For Linux folks they have wrote a good article here on ZDNET (http://www.zdnet.com/blog/btl/five-tips-for-improving-linux-security/35798).

MAC OSX users pay close attention to Apple updates and install them as soon as they are available.

Remember if you are going to go outside of a trusted software vendor or repositories please make sure you can verify who they are.

Safari 5! Oh yes is a web browser…

So what is the big deal about this new browser? We honestly don’t see anything new that other browsers don’t already have. Extensions have been around for quite some time. Firefox has had this feature for a while now which is why it leads in this category. Google Chrome also has this feature as well.

Our question to you folks is why opt for a web browser that is closed source and besides the extensions has very little to offer. The browser runs like garbage on a Windows PC and is not available for Ubuntu/Linux at all; Yes it does run well in its native environment (Mac OSX) but most users don’t own a MAC. Although the use of extensions is very good for developers to add much needed functionality to this new browser it really offers very little compared to what is currently out there.

Safari has a ton of HTML 5 capabilities but so do the other browser such as Chrome and Firefox. Just a couple of days ago Apple showcased a bunch of HTML 5 (http://www.apple.com/html5/) functions which could only be seen if you installed Safari. We know Apple wants to push its products to the point where it wants to shove them down our throats but come on HTML 5 is an open standard/markup language . We think this is totally ridiculous that in order to see it you had to either fool the web site by making it think you had a Safari browser or to actually download Safari.

Safari 5 may have some good features such as a good Javascript engine and the use of WebKit which is open source but besides this we really don’t see anything else other than the fact that its a tad faster and it has a built in reader. It also has created a partnership with Microsoft to bring BING as the default search engine (Why would you dump Google and go with Bing?) and that it supposedly uses hardware acceleration.
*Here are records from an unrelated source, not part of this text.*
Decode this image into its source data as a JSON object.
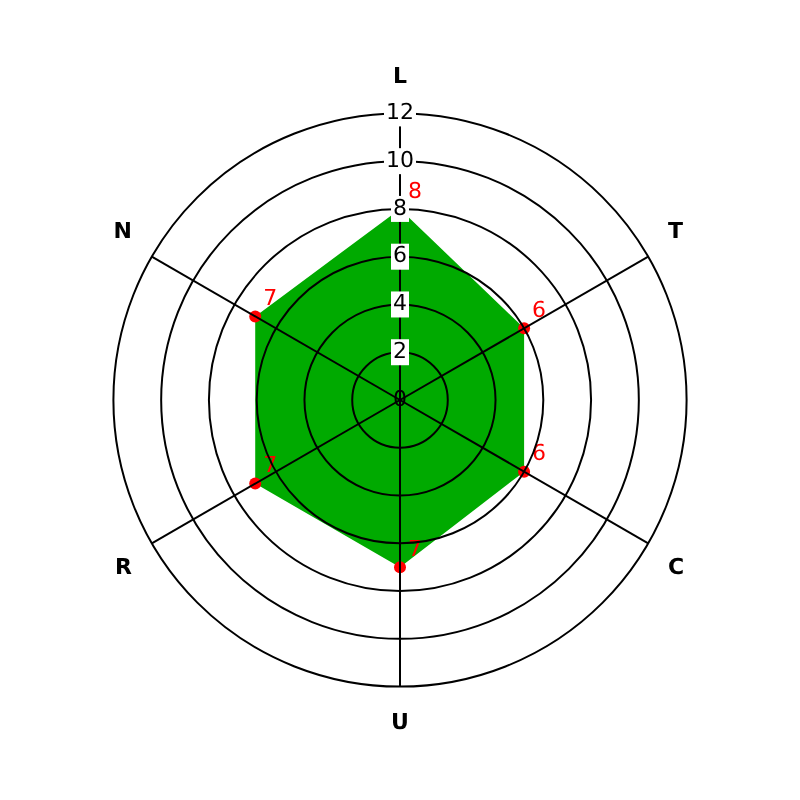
{
  "chart_data": {
    "type": "radar",
    "categories": [
      "L",
      "T",
      "C",
      "U",
      "R",
      "N"
    ],
    "series": [
      {
        "color": "#00aa00",
        "values": [
          8,
          6,
          6,
          7,
          7,
          7
        ]
      }
    ],
    "ylim": [
      0,
      12
    ],
    "yticks": [
      0,
      2,
      4,
      6,
      8,
      10,
      12
    ],
    "grid": true,
    "marker": "circle",
    "data_labels": true
  }
}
Take a look at all the new features here (http://www.apple.com/safari/whats-new.html).

In terms of security Apple has decreed that in order to create any extensions for its browsers developers must attain a digital signed certificate which to us seems reasonable and is free to obtain one, but you do see where we are going with this. Just like with the Apple store it will reject any extensions it does not like. So sure developers can go ahead and go crazy with extensions development . In the end however if Apple does not want to allow your extensions it simply will not issue a security certificate and your extension wont be published.

Apple has made it easier for the developers to built extensions and it will not use the same XUL language as Firefox to built the extensions as it will use a build in package called Extensions Builder which will allow the developers a much easier way to built and deploy their extensions.

As with the current stable version of Safari it will render pages very well with the exception to Web fonts which it currently blows out of proportion depending on the font. For example if you try to incorporate the Google font API into your existing web sites some of these fonts will not render correctly, Internet Explorer 7 has this same issue by the way.

Until Apple makes this browser available for all operating systems we don’t see why anyone would want to use it or even create extensions for it as it has very little market share and lacks functionalities that the other browsers currently have. What Apple should do is follow Opera’s lead and make it available to everyone. Apple sure loves to use Open Source code in their products but wont even make a crack in their closed closet door.